Jack Spratt, with former Turfway kingpin Julien Leparoux to ride, was overmatched in the Fountain of Youth on the Gulfstream Park main track but figures to fare better when switching to Polytrack. Like Bittel Road, Jack Spratt has fared best on turf.

Others on the Lane's End fringes include A.P. Cardinal, a tractable colt owned in part by University of Louisville basketball coach Rick Pitino; Orthodox, who figures as the pacesetter after winning his last start, a Fair Grounds turf allowance, in wire-to-wire fashion; and Proceed Bee and Parade Clown, the one-two finishers three weeks ago in the John Battaglia Memorial at Turfway.

The rest of the field is Bruce N Autumn, Loch Dubh, Flying Private, and Dynamite Bob.

This has been a difficult winter at Turfway. The track had to cancel seven programs, mostly because of weather, and purses were cut earlier this month because of a sharp decline in all-sources handle. But Lane's End Day is always the biggest business day of the meet - attendance last year was 18,680 and all-sources handle $9.8 million - and track officials said they hope more fans from Louisville than usual will be in attendance since the University of Louisville was scheduled to play about an hour north in Dayton, Ohio, on Friday and Sunday in the NCAA tournament.

The Lane's End, the 10th of 12 races, is the last of five straight stakes on a program that starts at 1:10 p.m. Eastern. The other stakes, starting with the sixth race, are the $50,000 Queen, the $50,000 Hansel, the $150,000 Bourbonette Oaks, and the $100,000 Rushaway. The Rushaway will be part of the ESPN2 show.

Post time for the Lane's End is 5:43 p.m.
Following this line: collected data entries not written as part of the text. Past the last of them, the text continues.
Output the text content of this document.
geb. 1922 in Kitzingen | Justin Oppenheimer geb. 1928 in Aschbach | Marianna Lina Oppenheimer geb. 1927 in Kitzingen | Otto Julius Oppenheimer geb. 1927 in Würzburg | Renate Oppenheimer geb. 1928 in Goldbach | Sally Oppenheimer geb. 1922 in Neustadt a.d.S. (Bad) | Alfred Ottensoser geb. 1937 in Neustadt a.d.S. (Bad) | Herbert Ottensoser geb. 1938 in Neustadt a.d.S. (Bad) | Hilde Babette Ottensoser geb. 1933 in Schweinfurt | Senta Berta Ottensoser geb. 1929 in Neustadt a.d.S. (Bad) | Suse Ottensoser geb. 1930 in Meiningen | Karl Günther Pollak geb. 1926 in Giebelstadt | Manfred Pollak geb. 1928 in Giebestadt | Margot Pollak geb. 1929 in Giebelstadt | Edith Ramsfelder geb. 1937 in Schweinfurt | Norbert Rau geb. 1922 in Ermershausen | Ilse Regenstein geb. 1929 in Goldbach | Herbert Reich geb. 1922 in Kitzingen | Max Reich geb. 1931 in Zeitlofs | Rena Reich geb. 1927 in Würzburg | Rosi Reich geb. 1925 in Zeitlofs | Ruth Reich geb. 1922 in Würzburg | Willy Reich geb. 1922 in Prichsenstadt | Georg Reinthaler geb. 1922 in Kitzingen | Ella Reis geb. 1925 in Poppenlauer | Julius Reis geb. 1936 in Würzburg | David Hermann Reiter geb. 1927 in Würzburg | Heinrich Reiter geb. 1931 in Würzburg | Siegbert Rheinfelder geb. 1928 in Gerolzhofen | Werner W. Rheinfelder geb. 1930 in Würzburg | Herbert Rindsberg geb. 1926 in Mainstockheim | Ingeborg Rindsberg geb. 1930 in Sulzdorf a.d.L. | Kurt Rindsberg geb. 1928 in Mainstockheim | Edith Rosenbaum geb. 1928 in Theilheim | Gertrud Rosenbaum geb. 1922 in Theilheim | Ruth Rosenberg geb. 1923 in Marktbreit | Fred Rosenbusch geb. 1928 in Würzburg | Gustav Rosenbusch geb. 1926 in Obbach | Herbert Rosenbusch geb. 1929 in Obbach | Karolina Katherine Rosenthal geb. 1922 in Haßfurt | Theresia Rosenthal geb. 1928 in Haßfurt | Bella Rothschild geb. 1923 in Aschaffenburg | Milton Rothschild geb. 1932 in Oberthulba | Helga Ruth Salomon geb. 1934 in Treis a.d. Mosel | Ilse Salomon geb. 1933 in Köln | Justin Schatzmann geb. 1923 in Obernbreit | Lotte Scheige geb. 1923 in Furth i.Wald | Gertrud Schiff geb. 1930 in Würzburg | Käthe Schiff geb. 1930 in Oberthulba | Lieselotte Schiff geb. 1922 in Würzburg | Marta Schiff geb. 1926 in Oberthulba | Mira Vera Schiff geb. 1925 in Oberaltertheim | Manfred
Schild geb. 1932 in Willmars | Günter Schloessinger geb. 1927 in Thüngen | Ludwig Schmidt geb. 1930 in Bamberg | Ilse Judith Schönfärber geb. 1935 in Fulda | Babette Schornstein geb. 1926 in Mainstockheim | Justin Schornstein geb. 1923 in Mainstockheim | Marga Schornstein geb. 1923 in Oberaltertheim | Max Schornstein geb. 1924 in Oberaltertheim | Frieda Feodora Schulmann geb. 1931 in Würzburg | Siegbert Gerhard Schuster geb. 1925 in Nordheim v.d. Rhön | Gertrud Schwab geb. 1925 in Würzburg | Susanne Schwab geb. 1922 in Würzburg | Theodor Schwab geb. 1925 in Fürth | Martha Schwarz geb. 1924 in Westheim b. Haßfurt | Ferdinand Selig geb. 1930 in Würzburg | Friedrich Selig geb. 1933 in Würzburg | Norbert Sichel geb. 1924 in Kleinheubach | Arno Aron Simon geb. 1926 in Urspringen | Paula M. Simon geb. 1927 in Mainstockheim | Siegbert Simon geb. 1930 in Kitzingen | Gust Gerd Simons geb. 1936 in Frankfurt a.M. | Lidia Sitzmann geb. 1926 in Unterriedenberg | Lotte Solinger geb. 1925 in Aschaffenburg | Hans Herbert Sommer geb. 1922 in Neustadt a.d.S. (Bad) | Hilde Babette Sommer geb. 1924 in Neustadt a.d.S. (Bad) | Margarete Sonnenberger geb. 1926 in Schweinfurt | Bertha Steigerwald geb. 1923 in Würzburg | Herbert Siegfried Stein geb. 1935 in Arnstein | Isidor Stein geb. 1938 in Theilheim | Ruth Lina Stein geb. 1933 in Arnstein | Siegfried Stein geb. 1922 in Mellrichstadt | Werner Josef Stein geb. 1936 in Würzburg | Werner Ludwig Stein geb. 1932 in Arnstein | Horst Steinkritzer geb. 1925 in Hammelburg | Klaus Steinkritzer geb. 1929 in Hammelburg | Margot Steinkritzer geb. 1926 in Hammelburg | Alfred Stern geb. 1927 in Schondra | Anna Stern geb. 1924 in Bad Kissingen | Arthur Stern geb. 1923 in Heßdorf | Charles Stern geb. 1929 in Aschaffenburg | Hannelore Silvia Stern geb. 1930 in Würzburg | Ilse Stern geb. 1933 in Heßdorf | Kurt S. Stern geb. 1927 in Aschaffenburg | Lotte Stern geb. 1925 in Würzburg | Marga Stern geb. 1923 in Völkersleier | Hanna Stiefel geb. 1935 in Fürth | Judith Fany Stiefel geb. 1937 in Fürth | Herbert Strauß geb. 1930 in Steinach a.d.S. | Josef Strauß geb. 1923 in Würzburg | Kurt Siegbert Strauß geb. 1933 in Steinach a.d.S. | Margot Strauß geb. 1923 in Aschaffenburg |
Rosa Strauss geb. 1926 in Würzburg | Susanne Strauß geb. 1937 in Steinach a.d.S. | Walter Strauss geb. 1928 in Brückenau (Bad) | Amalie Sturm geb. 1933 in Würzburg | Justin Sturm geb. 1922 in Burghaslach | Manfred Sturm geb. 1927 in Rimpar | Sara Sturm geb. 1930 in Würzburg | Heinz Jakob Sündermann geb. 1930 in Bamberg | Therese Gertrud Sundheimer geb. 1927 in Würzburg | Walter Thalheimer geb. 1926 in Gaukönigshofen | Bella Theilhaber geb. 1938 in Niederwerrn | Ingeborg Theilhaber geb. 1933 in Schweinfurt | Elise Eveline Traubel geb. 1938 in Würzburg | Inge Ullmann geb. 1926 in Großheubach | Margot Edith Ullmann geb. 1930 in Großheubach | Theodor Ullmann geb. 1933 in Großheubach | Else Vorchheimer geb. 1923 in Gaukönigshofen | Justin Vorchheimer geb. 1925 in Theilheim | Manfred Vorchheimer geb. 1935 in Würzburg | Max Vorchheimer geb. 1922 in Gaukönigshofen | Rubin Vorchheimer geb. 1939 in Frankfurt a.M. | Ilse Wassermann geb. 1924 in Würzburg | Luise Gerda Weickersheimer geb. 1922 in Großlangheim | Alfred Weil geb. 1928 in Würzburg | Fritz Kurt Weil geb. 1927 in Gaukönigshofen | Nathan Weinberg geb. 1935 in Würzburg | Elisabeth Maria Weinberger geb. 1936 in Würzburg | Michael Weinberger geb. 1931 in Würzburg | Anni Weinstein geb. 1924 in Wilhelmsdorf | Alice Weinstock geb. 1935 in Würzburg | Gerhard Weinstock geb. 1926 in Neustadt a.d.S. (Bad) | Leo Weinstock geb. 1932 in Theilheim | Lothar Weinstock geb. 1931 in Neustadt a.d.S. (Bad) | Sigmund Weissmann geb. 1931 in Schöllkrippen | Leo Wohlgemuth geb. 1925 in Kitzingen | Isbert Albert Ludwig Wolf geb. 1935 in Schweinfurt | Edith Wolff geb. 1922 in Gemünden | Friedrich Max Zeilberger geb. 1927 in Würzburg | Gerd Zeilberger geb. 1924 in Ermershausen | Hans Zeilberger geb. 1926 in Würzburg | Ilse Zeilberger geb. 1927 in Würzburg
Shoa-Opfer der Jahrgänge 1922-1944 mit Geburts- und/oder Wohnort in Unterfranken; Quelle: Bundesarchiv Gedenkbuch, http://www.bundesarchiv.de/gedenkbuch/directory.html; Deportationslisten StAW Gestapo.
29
Although general admission is free on other days at Turfway, the price Saturday is $10.

The most notable addition to the regular Turfway wagering menu is a $1-minimum super high five on the Lane's End that will carry over to the 12th race if it goes unhit.

The Saturday forecast for the Cincinnati area calls for mostly cloudy skies and a high temperature of 57.